Could dropping a few cells change the takeaways from differential expression?

Differential expression (DE) plays a fundamental role toward illuminating the molecular mechanisms driving a difference between groups (e.g., due to treatment or disease). While any analysis is run on particular cells/samples, the intent is to generalize to future occurrences of the treatment or disease. Implicitly, this step is justified by assuming that present and future samples are independent and identically distributed from the same population. Though this assumption is always false, we hope that any deviation from the assumption is small enough that A) conclusions of the analysis still hold and B) standard tools like standard error, significance, and power still reflect generalizability. Conversely, we might worry about these deviations, and reliance on standard tools, if conclusions could be substantively changed by dropping a very small fraction of data. While checking every small fraction is computationally intractable, recent work develops an approximation to identify when such an influential subset exists. Building on this work, we develop a metric for dropping-data robustness of DE; namely, we cast the analysis in a form suitable to the approximation, extend the approximation to models with data-dependent hyperparameters, and extend the notion of a data point from a single cell to a pseudobulk observation. We then overcome the inherent non-differentiability of gene set enrichment analysis to develop an additional approximation for the robustness of top gene sets. We assess robustness of DE for published single-cell RNA-seq data and discover that 1000s of genes can have their results flipped by dropping <1% of the data, including 100s that are sensitive to dropping a single cell (0.07%). Surprisingly, this non-robustness extends to high-level takeaways; half of the top 10 gene sets can be changed by dropping 1-2% of cells, and 2/10 can be changed by dropping a single cell.

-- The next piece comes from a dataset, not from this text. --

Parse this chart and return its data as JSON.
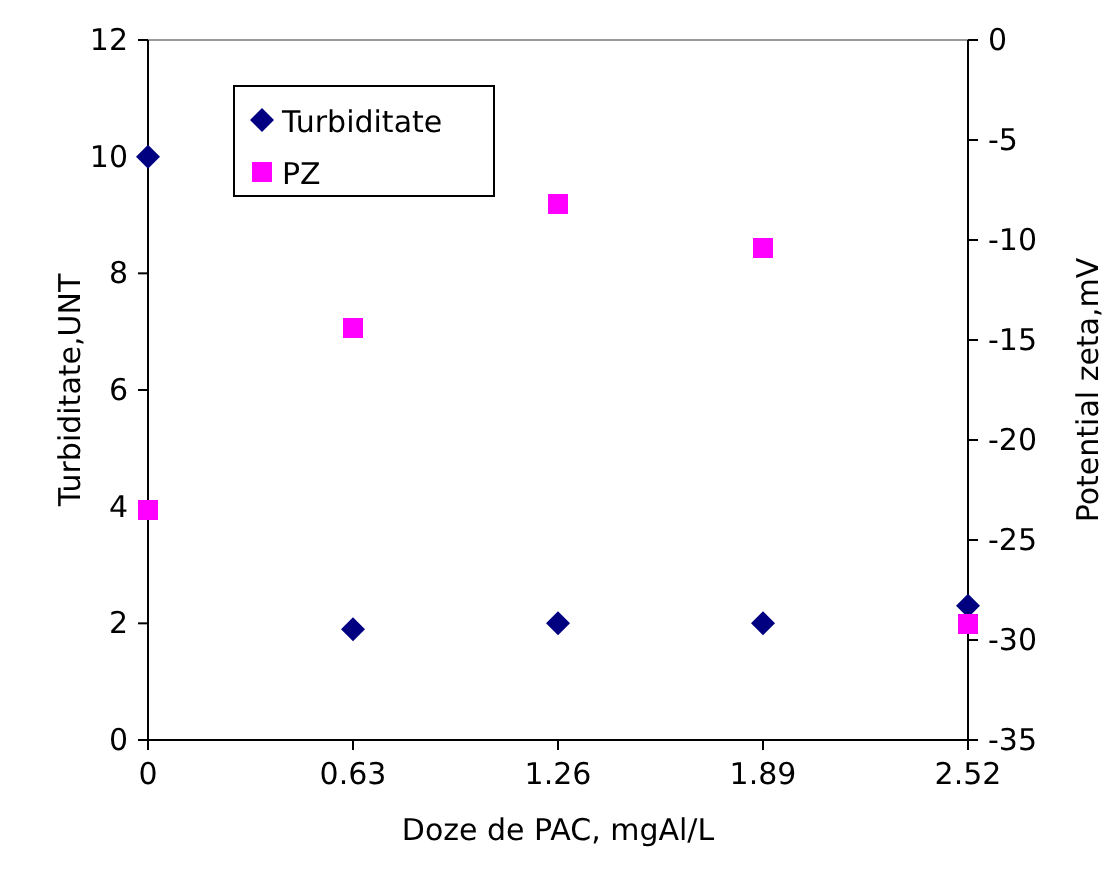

翻译：差异表达分析在揭示组间差异（如处理或疾病引起的差异）的分子机制中具有基础性作用。尽管分析基于特定细胞/样本进行，其目的在于推广至未来出现的治疗或疾病情境。这一步骤基于假设：当前与未来样本独立同分布于同一总体。尽管该假设始终存在偏差，我们期望偏差足够小，使得（A）分析结论仍成立，且（B）标准统计工具（如标准误、显著性、功效）仍能反映泛化能力。相反，若舍弃极小比例数据即可实质性改变结论，则需警惕这些偏差及其对标准工具的依赖。虽然逐一检验所有小比例数据在计算上不可行，近期研究开发了近似方法以识别此类具有影响力的子集是否存在。基于该工作，我们构建了差异表达分析的数据舍弃稳健性指标：具体而言，将分析转化为适用于该近似方法的形式，将近似方法扩展至包含数据依赖超参数的模型，并将数据点的概念从单细胞扩展至伪批量观测。随后，我们克服基因集富集分析固有的不可微性，为前序基因集的稳健性开发了额外近似方法。我们评估了已发表单细胞RNA-seq数据中差异表达的稳健性，发现舍弃<1%的数据即可逆转1000余个基因的结果，其中数百个基因对单细胞（0.07%）的舍弃敏感。令人惊讶的是，这种非稳健性延伸至高层级结论：舍弃1-2%细胞即可改变前10基因集中的半数，而舍弃单细胞即可改变其中2/10的基因集。